El silencio cae como un martillazo. La veo tragar saliva. Intenta mantenerse firme, pero sus ojos brillan. No de miedo. De furia.

—Podrías matarme y sería menos cruel que esto —dice.

Y lo creo.

Pero no pienso hacerlo.

Ella no morirá.

No tan fácil.

Me acerco. Un paso. Otro. Y otro.

Ella no retrocede esta vez. Se queda firme, como si necesitara demostrar algo.

Pero cuando estoy lo suficientemente cerca como para oler el jabón de su piel, el mundo se detiene.

Porque hay un destello en sus ojos que no pertenece a esta habitación. Un fuego que no encaja con la historia que me contaron de ella. No es víctima. No del todo.

Es un problema.

Y yo, por primera vez, me siento ligeramente… jodido.

—¿Cuál es tu nombre? —pregunta, con voz baja.

Mi risa es breve, seca.

—Te daré muchas cosas, Isabella. Pero mi nombre no es una de ellas.

Me giro, camino hacia la puerta. La rabia contenida en mis puños apenas es menor que la tensión en mi pecho.

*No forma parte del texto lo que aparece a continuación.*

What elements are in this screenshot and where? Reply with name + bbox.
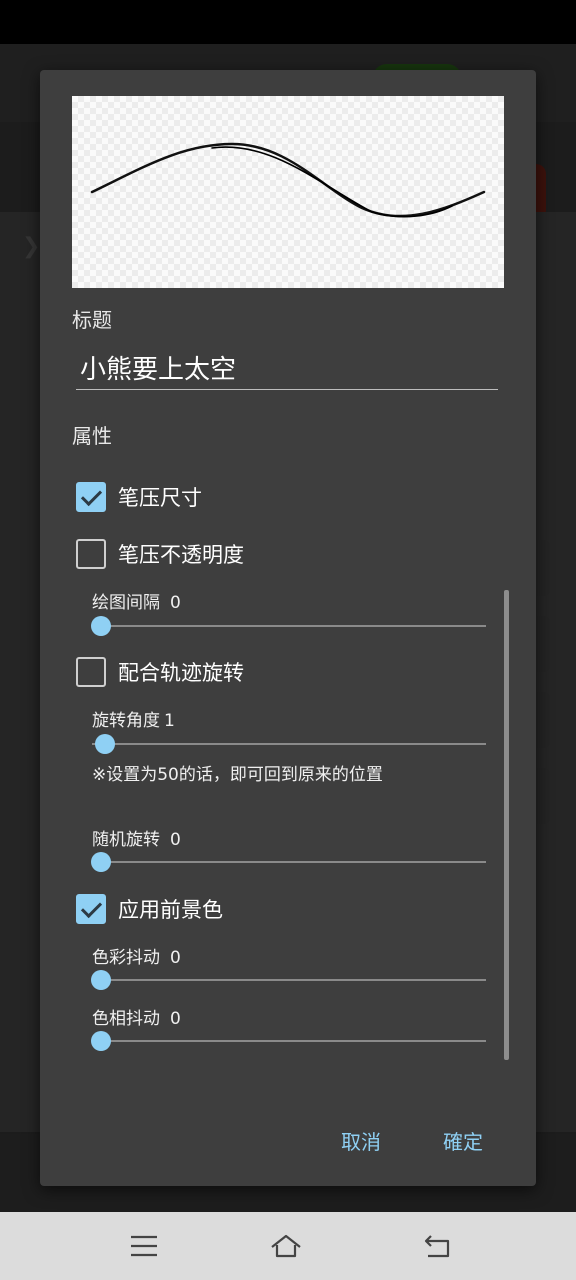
pressure-size-label: 笔压尺寸 [118, 486, 202, 510]
pressure-size-checkbox-row[interactable]: 笔压尺寸 [76, 480, 202, 514]
rotation-angle-slider[interactable] [92, 734, 486, 754]
cancel-button[interactable]: 取消 [341, 1126, 381, 1155]
follow-path-rotation-checkbox[interactable] [76, 657, 106, 687]
color-jitter-slider[interactable] [91, 970, 486, 990]
title-label: 标题 [72, 308, 112, 332]
follow-path-rotation-label: 配合轨迹旋转 [118, 661, 244, 685]
rotation-note: ※设置为50的话，即可回到原来的位置 [92, 765, 383, 785]
brush-settings-dialog: 标题 属性 笔压尺寸 笔压不透明度 绘图间隔0 配合轨迹旋转 旋转角度1 [40, 70, 536, 1186]
ok-button[interactable]: 確定 [443, 1126, 483, 1155]
draw-interval-label: 绘图间隔 0 [92, 593, 181, 613]
stroke-preview-icon [90, 142, 486, 218]
properties-label: 属性 [72, 424, 112, 448]
apply-foreground-label: 应用前景色 [118, 898, 223, 922]
system-navigation-bar [0, 1212, 576, 1280]
menu-icon[interactable] [128, 1232, 160, 1260]
pressure-opacity-checkbox[interactable] [76, 539, 106, 569]
properties-scroll-area[interactable]: 笔压尺寸 笔压不透明度 绘图间隔 0 配合轨迹旋转 旋转角度 1 ※设置为50的话，… [40, 460, 536, 1080]
hue-jitter-value: 0 [170, 1009, 181, 1029]
pressure-opacity-checkbox-row[interactable]: 笔压不透明度 [76, 537, 244, 571]
slider-thumb[interactable] [91, 970, 111, 990]
rotation-angle-value: 1 [164, 711, 175, 731]
back-icon[interactable] [422, 1232, 454, 1260]
pressure-opacity-label: 笔压不透明度 [118, 543, 244, 567]
slider-track [92, 979, 486, 981]
slider-track [92, 625, 486, 627]
follow-path-rotation-checkbox-row[interactable]: 配合轨迹旋转 [76, 655, 244, 689]
draw-interval-value: 0 [170, 593, 181, 613]
slider-thumb[interactable] [94, 734, 115, 754]
rotation-angle-label: 旋转角度 1 [92, 711, 175, 731]
color-jitter-value: 0 [170, 948, 181, 968]
color-jitter-label: 色彩抖动 0 [92, 948, 181, 968]
slider-track [92, 861, 486, 863]
slider-track [92, 743, 486, 745]
brush-stroke-preview [72, 96, 504, 288]
slider-thumb[interactable] [91, 1031, 111, 1051]
apply-foreground-checkbox-row[interactable]: 应用前景色 [76, 892, 223, 926]
slider-track [92, 1040, 486, 1042]
random-rotation-slider[interactable] [91, 852, 486, 872]
random-rotation-value: 0 [170, 830, 181, 850]
hue-jitter-label: 色相抖动 0 [92, 1009, 181, 1029]
draw-interval-slider[interactable] [91, 616, 486, 636]
pressure-size-checkbox[interactable] [76, 482, 106, 512]
slider-thumb[interactable] [91, 616, 111, 636]
random-rotation-label: 随机旋转 0 [92, 830, 181, 850]
home-icon[interactable] [270, 1232, 302, 1260]
hue-jitter-slider[interactable] [91, 1031, 486, 1051]
title-input[interactable] [76, 346, 498, 390]
scrollbar[interactable] [504, 590, 509, 1060]
slider-thumb[interactable] [91, 852, 111, 872]
apply-foreground-checkbox[interactable] [76, 894, 106, 924]
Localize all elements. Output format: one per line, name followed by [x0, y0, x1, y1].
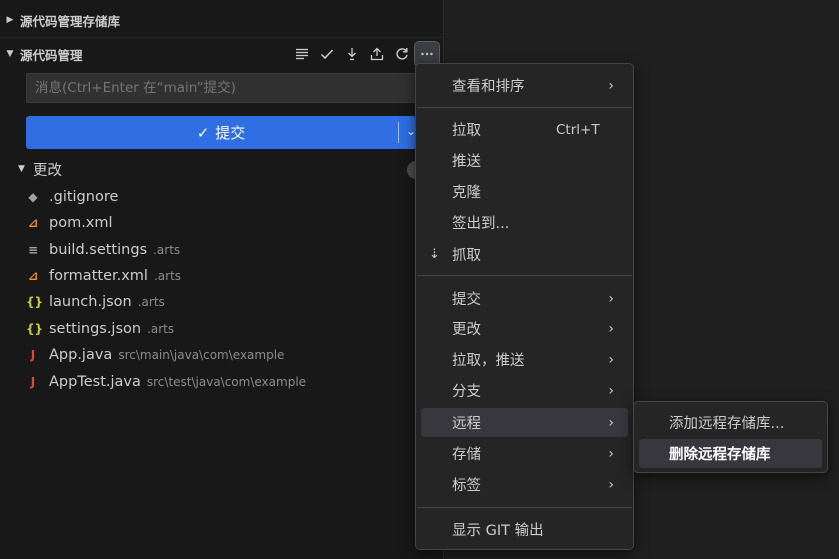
submenu-arrow-icon: ›	[608, 351, 614, 368]
menu-item-label: 推送	[452, 154, 481, 170]
file-name: pom.xml	[49, 215, 113, 231]
menu-item-remove-remote[interactable]: 删除远程存储库	[639, 439, 822, 468]
rss-icon: ⊿	[27, 216, 39, 230]
menu-item-label: 更改	[452, 322, 481, 338]
menu-item-label: 拉取，推送	[452, 353, 525, 369]
menu-item-label: 添加远程存储库...	[669, 416, 785, 432]
git-icon: ◆	[28, 190, 38, 204]
menu-item-label: 显示 GIT 输出	[452, 523, 544, 539]
more-actions-menu: 查看和排序 › 拉取 Ctrl+T 推送 克隆 签出到... ⇣ 抓取 提交 ›…	[415, 63, 634, 550]
menu-item-show-git-output[interactable]: 显示 GIT 输出	[421, 515, 628, 544]
list-item[interactable]: ≡ build.settings .arts	[26, 239, 180, 261]
scm-toolbar	[290, 41, 440, 67]
commit-message-input[interactable]	[26, 73, 416, 103]
menu-item-clone[interactable]: 克隆	[421, 177, 628, 206]
json-icon: {}	[26, 295, 44, 309]
rss-icon: ⊿	[27, 269, 39, 283]
file-path: .arts	[147, 322, 175, 336]
list-item[interactable]: J App.java src\main\java\com\example	[26, 344, 285, 366]
changes-group-header[interactable]: ▼ 更改	[18, 157, 62, 181]
list-item[interactable]: {} launch.json .arts	[26, 291, 165, 313]
menu-item-label: 拉取	[452, 123, 481, 139]
submenu-arrow-icon: ›	[608, 414, 614, 431]
submenu-arrow-icon: ›	[608, 290, 614, 307]
menu-item-pull-push[interactable]: 拉取，推送 ›	[421, 345, 628, 374]
menu-item-changes[interactable]: 更改 ›	[421, 314, 628, 343]
commit-button[interactable]: ✓ 提交 ⌄	[26, 116, 416, 149]
repositories-section-header[interactable]: ▶ 源代码管理存储库	[0, 4, 443, 36]
menu-item-fetch[interactable]: ⇣ 抓取	[421, 240, 628, 269]
submenu-arrow-icon: ›	[608, 77, 614, 94]
menu-item-tags[interactable]: 标签 ›	[421, 470, 628, 499]
submenu-arrow-icon: ›	[608, 382, 614, 399]
lines-icon: ≡	[27, 243, 39, 257]
changes-label: 更改	[32, 162, 62, 179]
remote-submenu: 添加远程存储库... 删除远程存储库	[633, 401, 828, 473]
refresh-icon[interactable]	[390, 42, 414, 66]
file-path: .arts	[137, 295, 165, 309]
menu-item-add-remote[interactable]: 添加远程存储库...	[639, 408, 822, 437]
file-name: .gitignore	[49, 189, 119, 205]
java-icon: J	[30, 348, 36, 362]
fetch-down-icon[interactable]	[340, 42, 364, 66]
list-item[interactable]: ◆ .gitignore	[26, 186, 118, 208]
menu-separator	[417, 507, 632, 508]
expanded-chevron-icon: ▼	[18, 164, 25, 174]
menu-item-push[interactable]: 推送	[421, 146, 628, 175]
collapsed-chevron-icon: ▶	[6, 15, 14, 25]
json-icon: {}	[26, 322, 44, 336]
commit-button-label: 提交	[215, 124, 246, 142]
publish-up-icon[interactable]	[365, 42, 389, 66]
menu-separator	[417, 107, 632, 108]
file-name: launch.json	[49, 294, 132, 310]
menu-item-label: 存储	[452, 447, 481, 463]
menu-item-label: 提交	[452, 292, 481, 308]
menu-item-stash[interactable]: 存储 ›	[421, 439, 628, 468]
scm-title: 源代码管理	[20, 47, 83, 63]
list-item[interactable]: {} settings.json .arts	[26, 318, 174, 340]
list-item[interactable]: ⊿ formatter.xml .arts	[26, 265, 181, 287]
file-name: formatter.xml	[49, 268, 148, 284]
menu-item-label: 标签	[452, 478, 481, 494]
file-name: settings.json	[49, 321, 142, 337]
menu-item-label: 签出到...	[452, 216, 510, 232]
view-as-tree-icon[interactable]	[290, 42, 314, 66]
source-control-panel: ▶ 源代码管理存储库 ▼ 源代码管理 消息(Ctrl+Enter 在“main”…	[0, 0, 444, 559]
java-icon: J	[30, 375, 36, 389]
submenu-arrow-icon: ›	[608, 445, 614, 462]
file-path: src\main\java\com\example	[118, 348, 285, 362]
submenu-arrow-icon: ›	[608, 476, 614, 493]
menu-separator	[417, 275, 632, 276]
menu-item-view-sort[interactable]: 查看和排序 ›	[421, 71, 628, 100]
file-name: AppTest.java	[49, 374, 141, 390]
menu-item-label: 删除远程存储库	[669, 447, 771, 463]
menu-item-label: 远程	[452, 416, 481, 432]
check-icon: ✓	[196, 123, 210, 142]
menu-item-branch[interactable]: 分支 ›	[421, 376, 628, 405]
file-path: src\test\java\com\example	[146, 375, 307, 389]
menu-item-label: 查看和排序	[452, 79, 525, 95]
menu-item-label: 克隆	[452, 185, 481, 201]
menu-item-checkout[interactable]: 签出到...	[421, 208, 628, 237]
menu-item-shortcut: Ctrl+T	[556, 121, 600, 138]
file-path: .arts	[153, 269, 182, 283]
menu-item-label: 分支	[452, 384, 481, 400]
expanded-chevron-icon: ▼	[6, 49, 14, 59]
menu-item-label: 抓取	[452, 248, 481, 264]
fetch-down-icon: ⇣	[429, 247, 440, 262]
scm-section-header[interactable]: ▼ 源代码管理	[0, 37, 443, 70]
file-path: .arts	[153, 243, 181, 257]
commit-button-divider	[398, 122, 399, 143]
submenu-arrow-icon: ›	[608, 320, 614, 337]
list-item[interactable]: J AppTest.java src\test\java\com\example	[26, 371, 306, 393]
file-name: App.java	[49, 347, 113, 363]
list-item[interactable]: ⊿ pom.xml	[26, 212, 113, 234]
repositories-title: 源代码管理存储库	[20, 13, 121, 29]
file-name: build.settings	[49, 242, 148, 258]
commit-check-icon[interactable]	[315, 42, 339, 66]
menu-item-commit[interactable]: 提交 ›	[421, 284, 628, 313]
menu-item-pull[interactable]: 拉取 Ctrl+T	[421, 115, 628, 144]
menu-item-remote[interactable]: 远程 ›	[421, 408, 628, 437]
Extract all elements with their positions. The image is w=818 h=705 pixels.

Ella no es como la imaginaba.

No es una muñeca de porcelana.

Es dinamita.

Y yo ya encendí la mecha.

Pongo la llave en la cerradura, pero antes de girarla, me detengo. La miro por encima del hombro. Su silueta reflejada en el espejo del fondo me recuerda a un recuerdo que no sabía que tenía.

Una vida que pudo ser otra.

Una herida mal cerrada.

—Tu padre me quitó todo —digo, con voz grave, sin emoción—. Yo solo estoy devolviéndole el favor.

Y cierro la puerta.

El clic de la cerradura suena como una sentencia.

Pero en el fondo, algo en mi pecho también se cierra.

Y no sé si estoy listo para descubrir qué.